ESNOGA

La communauté séfarade d'Amsterdam à son heure la plus glorieuse

Amsterdam, ville proto-capitaliste et ouverte sur le monde, a vu arriver les premiers juifs d'origine hispano-portugaise plus d'un siècle après l’Inquisition espagnole de 1492.
Interior of the Portuguese synagogue in Amsterdam. vers 1680.  huile sur  toile. 110 × 99 cm. Emmanuel de Witte. Amsterdam, Rijksmuseum Amsterdam

Ces hommes et femmes, souvent des marchands aisés, et ont été séduits par la capitale du nord, lieu d'accueil des réfugiés mais aussi d’un développement économique stupéfiant. L’arrivée des premiers « nouveaux-juifs » selon l’expression de l’Historien Yosef Kaplan, c'est-à-dire d’origine juive, convertis de force au Portugal, et revenus à leur foi originale, est en somme assez méconnue.

Grâce à la tranquillité qu'ils connurent, les habitants séfarades de la ville purent reconquérir leur foi juive, et construire des institutions religieuses sans être inquiétés.

Les historiens contemporains ont un penchant particulier pour l'appellation « la petite Jérusalem » tandis que les auteurs amstellodamois de l'époque moderne, comme Daniel Levi de Barrios, nommèrent Amsterdam la « Babel » ou la « Babylone » du Nord.

Nous savons que l’époque moderne est le temps d’une relecture de la Torah par les calvinistes. Nous pouvons aussi combiner les deux : Amsterdam, Babel et Jérusalem du Nord, pivot du commerce européen, de la culture renaissante et lieu d’accueil des réfugiés.

En 1675, à l’apogée démographique, social et culturel de la communauté, le Mahamad (Beth Din de la communauté) obtient l’autorisation de construire un lieu de culte dans le cœur de la ville : la grande synagogue Esnoga.

Elle symbolise parfaitement la richesse de la communauté. L’édifice reprend l’architecture quasi-exacte des plans du Temple de Salomon (connues des croquis antiques). On dit même qu’après étude plus profonde des sources sur le Temple antique, on ajouta à la synagogue d’Amsterdam des arches, quelques années plus tard.

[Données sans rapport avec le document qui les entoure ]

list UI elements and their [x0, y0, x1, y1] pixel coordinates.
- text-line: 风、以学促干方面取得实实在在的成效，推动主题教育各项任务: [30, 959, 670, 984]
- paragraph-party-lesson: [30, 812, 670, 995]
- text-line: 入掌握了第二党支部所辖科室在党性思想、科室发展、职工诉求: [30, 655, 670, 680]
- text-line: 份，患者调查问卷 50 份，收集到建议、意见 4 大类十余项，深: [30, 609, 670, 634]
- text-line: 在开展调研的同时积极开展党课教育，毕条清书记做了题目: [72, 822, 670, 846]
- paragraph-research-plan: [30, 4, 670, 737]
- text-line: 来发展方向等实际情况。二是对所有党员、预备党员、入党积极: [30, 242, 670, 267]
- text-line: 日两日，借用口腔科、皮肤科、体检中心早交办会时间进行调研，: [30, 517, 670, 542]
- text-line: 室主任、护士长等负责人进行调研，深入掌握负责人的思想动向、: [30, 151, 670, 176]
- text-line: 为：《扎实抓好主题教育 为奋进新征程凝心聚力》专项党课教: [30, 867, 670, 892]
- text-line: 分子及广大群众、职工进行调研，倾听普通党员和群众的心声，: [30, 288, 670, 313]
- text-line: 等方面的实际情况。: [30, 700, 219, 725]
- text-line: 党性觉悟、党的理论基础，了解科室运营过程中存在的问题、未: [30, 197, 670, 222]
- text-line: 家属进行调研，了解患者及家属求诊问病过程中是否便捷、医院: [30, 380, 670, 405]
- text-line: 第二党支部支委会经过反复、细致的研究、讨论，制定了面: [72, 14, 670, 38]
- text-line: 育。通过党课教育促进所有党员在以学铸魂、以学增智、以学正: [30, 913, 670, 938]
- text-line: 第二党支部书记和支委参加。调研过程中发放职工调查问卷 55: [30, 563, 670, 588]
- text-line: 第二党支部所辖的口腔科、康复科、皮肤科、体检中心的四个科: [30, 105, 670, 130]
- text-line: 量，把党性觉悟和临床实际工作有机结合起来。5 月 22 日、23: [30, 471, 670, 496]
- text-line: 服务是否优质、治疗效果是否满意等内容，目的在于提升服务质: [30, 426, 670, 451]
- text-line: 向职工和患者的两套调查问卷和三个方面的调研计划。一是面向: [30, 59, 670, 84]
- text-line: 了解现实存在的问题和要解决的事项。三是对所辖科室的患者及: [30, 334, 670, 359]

On clame à son inauguration « Amsterdam ! Tu es ma Jérusalem ! Le Messie !
Sa Constitution ! Le Temple ! Vertu et Honneur ! la Vérité ! La loi Sacrée ! Repentance pour nos péchés ! Absolution ! » On peut aussi considérer qu’il s’agit là de l’annonce d’une terre promise.

Dans l’ensemble, les « néo-juifs » ou « nouveaux-juifs », sont investis dans leur communauté, font des dons à la synagogue, la fréquentent régulièrement et tiennent un rôle actif dans les affaires communales. Les grands noms de familles qui figurent sur les sièges d’Esnoga, et dans de nombreux registres sont Belmonte, Teixera, Pinto, Curiel, tous donateurs réguliers au sein de la synagogue.

La lutte contre l’hétérodoxie est permanente, on découvre, dans les registres en hébreu de la communauté Ets Hayyim, attachée à Esnoga, des secrets enfouis ainsi que des enquêtes sur les membres de la communauté. Le plus connu de ces hétérodoxes, ou déviant de la tradition, est le grand philosophe Spinoza.

La culture revêt parfois une figure folklorique, on parle de femmes très joviales et bruyantes lors des offices. Cependant, la communauté a dû se plier aux exigences des autorités calvinistes, comme en témoigne l'interdiction d'agiter les crécelles dans la grande synagogue à Pourim.
Portuguese Synagogue at Amsterdam- Jacob-Emile-Edouard Brandon (1831-1897) -Walters Art Museum Baltimore,  United States - OTRS  #2012021710000834.

Même si au regard de nombreux amstellodamois, ces juifs étaient des barbares, comme le montraient leurs coutûmes bruyantes et ce folklore inutile, beaucoup se sont au contraire penchés sur cette culture, comme un objet d'étude ethnologique. Bien que controversé, cet intérêt s'exprime dans l’accroissement de l’apprentissage de l’hébreu en Europe par les chrétiens, mais aussi par la curiosité des voyageurs, qui ne manquaient pas de faire un tour dans la grande synagogue portugaise lors de leurs passages à Amsterdam et d’en louer les beautés. La victoire ou le « triomphe » du judaïsme séfarade à Amsterdam s’exprime principalement dans cette œuvre de géant qu’est Esnoga.